It’s been almost five years since the Lehman Brothers collapse kicked off the GFC and sent the world’s financial markets into chaos. To date there has been over $12 trillion worth of stimulus and 515 rate cuts by the world’s central banks in response to increased unemployment and negative growth. However, things seem to be taking a turn for the better: American real estate is recording positive growth; Germany is having a change of heart towards austerity; and the structural demographic shifts around the rise in the Asian middle class means consumption and demand is driving economic growth.
As we already know, Australia has had quite an easy ride during the past five years and the big question is: will this lucky streak continue? There is talk in the media about Asia slowing down and that demand for Aussie resources will fall off a cliff. As usual when you look at the facts the reality of the situation is that Australian resources are in great demand, demand that will only increase due to multiple factors including global interest rates.
As global growth increases interest rates around the world will slowly rise, especially in the US. This is great news for Australia as we currently have one of the highest interest rates in the world, and are attracting ‘hot money’, looking for a safe place to store that $12 trillion of stimulus which is in turn driving up the Australian dollar. With more countries increasing interest rates it means international investors will have multiple options to store their money, meaning less demand to deposit money in Australia and in turn a lower Australian dollar. Research from Goldman Sachs shows that when the US increases interest rates, over 75% of Asian countries record positive growth. When economies such as China’s and Korea’s are growing, their use of commodities tends to expand as well.

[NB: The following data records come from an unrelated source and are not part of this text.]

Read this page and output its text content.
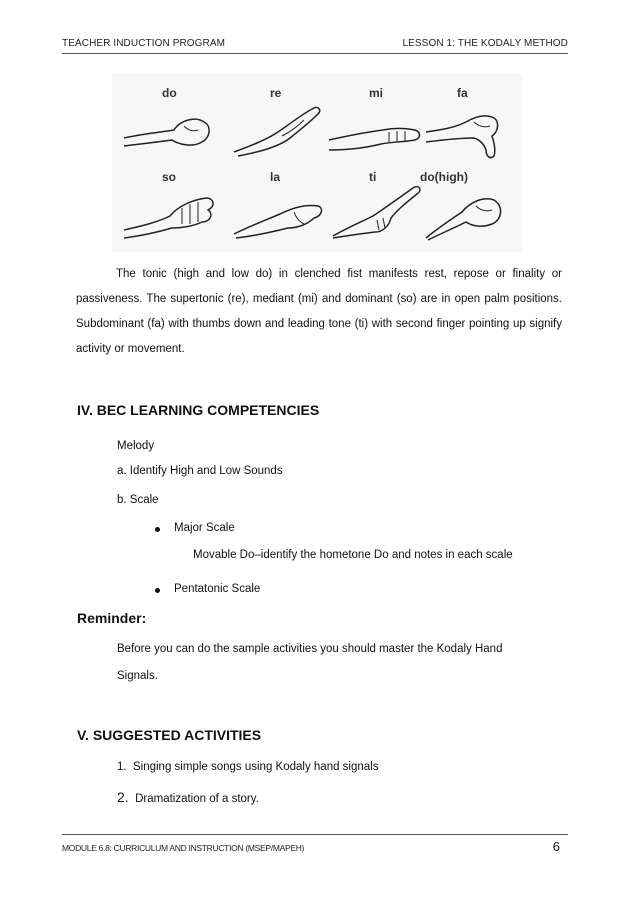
TEACHER INDUCTION PROGRAM	LESSON 1: THE KODALY METHOD
do	re	mi	fa
so	la	ti	do(high)
The tonic (high and low do) in clenched fist manifests rest, repose or finality or passiveness. The supertonic (re), mediant (mi) and dominant (so) are in open palm positions. Subdominant (fa) with thumbs down and leading tone (ti) with second finger pointing up signify activity or movement.
IV. BEC LEARNING COMPETENCIES
Melody
a. Identify High and Low Sounds
b. Scale
Major Scale
Movable Do–identify the hometone Do and notes in each scale
Pentatonic Scale
Reminder:
Before you can do the sample activities you should master the Kodaly Hand
Signals.
V. SUGGESTED ACTIVITIES
1. Singing simple songs using Kodaly hand signals
2. Dramatization of a story.
MODULE 6.8: CURRICULUM AND INSTRUCTION (MSEP/MAPEH)	6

In summary, a lower Australian dollar and strong growth from Asian countries puts our commodities in a very strong position.
A falling Australian dollar, stable government, high quality resources and a favourable taxation environment mean that demand for Australian resources is set to continue. A strong resource economy has doubled property prices since early 2000, so further strength in resources can only have a positive effect on Australian property prices.